On Saturday, sociologist Susan Carland wrote a powerful opinion piece for The Saturday Paper.
In the article, Carland argues the recent treatment of Muslim activist and author Yassmin Abdel-Magied feels eerily similar to the way people tested for witches during the Middle Ages.
“If they floated,” she writes, “they were found to be witches and were executed. If they sank, their innocence was proved – but they also generally drowned.”
Carland argues Abdel-Magied has been thrown into the water by the Australian media – and sink or swim – the outcome will be the same.
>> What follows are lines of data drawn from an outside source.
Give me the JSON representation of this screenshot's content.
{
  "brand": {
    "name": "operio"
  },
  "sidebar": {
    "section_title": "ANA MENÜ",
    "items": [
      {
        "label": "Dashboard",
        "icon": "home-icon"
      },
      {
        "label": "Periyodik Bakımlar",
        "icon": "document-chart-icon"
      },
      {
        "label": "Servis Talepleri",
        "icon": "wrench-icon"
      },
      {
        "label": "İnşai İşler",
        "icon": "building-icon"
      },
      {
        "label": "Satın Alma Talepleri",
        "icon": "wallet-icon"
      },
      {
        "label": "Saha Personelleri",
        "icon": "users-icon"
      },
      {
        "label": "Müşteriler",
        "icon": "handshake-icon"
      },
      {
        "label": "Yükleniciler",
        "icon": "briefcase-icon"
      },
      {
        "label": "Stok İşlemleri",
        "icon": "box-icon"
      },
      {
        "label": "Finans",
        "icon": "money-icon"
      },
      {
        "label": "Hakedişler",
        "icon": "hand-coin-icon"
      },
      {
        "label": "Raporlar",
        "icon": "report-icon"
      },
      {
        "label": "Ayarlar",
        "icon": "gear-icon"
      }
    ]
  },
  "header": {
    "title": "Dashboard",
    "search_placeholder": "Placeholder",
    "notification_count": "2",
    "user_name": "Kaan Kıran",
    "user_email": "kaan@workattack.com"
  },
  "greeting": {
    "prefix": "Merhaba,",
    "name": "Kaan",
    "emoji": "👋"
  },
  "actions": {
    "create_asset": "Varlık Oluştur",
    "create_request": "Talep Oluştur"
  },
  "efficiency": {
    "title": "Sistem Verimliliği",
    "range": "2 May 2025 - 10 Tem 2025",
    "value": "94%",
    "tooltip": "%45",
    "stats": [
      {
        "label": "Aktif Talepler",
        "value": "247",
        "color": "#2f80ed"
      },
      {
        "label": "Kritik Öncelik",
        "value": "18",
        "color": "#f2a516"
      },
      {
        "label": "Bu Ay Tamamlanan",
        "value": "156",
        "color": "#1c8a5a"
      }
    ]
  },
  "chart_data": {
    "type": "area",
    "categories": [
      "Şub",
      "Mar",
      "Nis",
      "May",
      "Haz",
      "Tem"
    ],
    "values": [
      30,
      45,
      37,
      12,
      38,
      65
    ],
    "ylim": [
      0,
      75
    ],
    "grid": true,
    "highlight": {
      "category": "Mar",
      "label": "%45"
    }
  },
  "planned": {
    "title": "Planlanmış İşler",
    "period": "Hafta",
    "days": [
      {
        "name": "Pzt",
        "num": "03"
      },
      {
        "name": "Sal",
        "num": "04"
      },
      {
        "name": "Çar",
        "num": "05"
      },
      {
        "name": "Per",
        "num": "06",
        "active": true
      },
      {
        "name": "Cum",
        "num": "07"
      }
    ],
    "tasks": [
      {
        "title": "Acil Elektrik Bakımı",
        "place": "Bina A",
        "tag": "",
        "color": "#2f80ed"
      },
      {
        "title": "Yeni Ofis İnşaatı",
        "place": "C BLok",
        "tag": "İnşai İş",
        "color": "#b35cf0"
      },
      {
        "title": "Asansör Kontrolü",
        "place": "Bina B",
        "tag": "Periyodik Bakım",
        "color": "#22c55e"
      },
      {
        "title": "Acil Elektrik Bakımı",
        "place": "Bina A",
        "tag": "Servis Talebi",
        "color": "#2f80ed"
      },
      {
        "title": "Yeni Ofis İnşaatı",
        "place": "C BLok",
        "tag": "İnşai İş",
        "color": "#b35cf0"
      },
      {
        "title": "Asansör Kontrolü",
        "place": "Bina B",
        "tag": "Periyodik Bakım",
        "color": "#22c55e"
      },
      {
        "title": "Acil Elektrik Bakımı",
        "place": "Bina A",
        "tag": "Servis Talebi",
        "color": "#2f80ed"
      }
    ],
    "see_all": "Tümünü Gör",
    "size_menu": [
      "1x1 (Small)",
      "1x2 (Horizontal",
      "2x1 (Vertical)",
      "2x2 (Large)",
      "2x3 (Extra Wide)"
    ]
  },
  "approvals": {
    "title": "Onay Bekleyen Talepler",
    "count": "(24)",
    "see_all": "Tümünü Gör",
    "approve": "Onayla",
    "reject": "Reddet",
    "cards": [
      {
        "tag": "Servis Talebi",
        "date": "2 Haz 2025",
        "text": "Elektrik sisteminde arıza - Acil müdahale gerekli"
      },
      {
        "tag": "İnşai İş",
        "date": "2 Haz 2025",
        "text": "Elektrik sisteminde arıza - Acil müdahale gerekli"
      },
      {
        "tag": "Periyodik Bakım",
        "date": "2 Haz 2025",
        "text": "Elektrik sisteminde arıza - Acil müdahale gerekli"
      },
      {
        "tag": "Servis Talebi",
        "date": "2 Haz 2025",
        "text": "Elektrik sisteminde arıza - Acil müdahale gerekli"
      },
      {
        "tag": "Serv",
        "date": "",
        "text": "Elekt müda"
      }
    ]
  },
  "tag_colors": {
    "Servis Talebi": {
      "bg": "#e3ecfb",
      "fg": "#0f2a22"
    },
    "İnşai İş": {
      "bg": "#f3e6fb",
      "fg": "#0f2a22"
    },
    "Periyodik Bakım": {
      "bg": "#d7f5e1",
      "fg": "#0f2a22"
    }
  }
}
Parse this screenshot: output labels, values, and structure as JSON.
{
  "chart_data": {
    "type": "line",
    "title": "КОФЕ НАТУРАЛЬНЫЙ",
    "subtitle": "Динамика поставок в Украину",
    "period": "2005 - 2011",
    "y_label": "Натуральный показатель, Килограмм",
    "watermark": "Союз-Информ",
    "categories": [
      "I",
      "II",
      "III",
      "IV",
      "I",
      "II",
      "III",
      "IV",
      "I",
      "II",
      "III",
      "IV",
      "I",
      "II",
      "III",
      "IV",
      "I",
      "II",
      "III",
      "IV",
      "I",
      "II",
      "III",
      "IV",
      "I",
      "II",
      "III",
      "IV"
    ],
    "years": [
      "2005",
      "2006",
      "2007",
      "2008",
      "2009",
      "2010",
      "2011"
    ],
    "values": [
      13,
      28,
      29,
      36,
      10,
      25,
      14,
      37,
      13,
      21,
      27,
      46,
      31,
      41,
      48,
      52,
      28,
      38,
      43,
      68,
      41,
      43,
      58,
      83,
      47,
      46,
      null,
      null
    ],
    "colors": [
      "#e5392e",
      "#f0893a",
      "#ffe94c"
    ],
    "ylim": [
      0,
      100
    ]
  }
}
Of course, the furore began last Monday night, when Abdel-Magied appeared on Q&A alongside Independent Senator Jacqui Lambie. The 25-year-old, who works as an engineer, author, television and radio presenter and advocate, challenged Lambie’s views on Sharia law, and controversially said, “Islam to me, is the most feminist religion.”
Listen to Susan Carland on the Nitty Gritty Committee. (Post continues after audio.)
Ever since, she’s been the centre of intense media criticism, as well as a near-30,000 strong petition to sack her from the ABC.
Given Carland’s powerful defence of Abdel-Magied, and her standing as a significant voice for the local Muslim community, Daily Mail Australia chose to write about her opinion piece.
Personally, I was glad to see more attention being drawn to her argument – but then, I noticed something.
The photo included of Susan Carland looked decidedly unlike Susan Carland.
I did a double take.
The photo was clearly labelled 'Susan Carland.'
However, this woman's name is Anisa Buckley, and she's a Business Development Manager and PhD candidate at the University of Melbourne.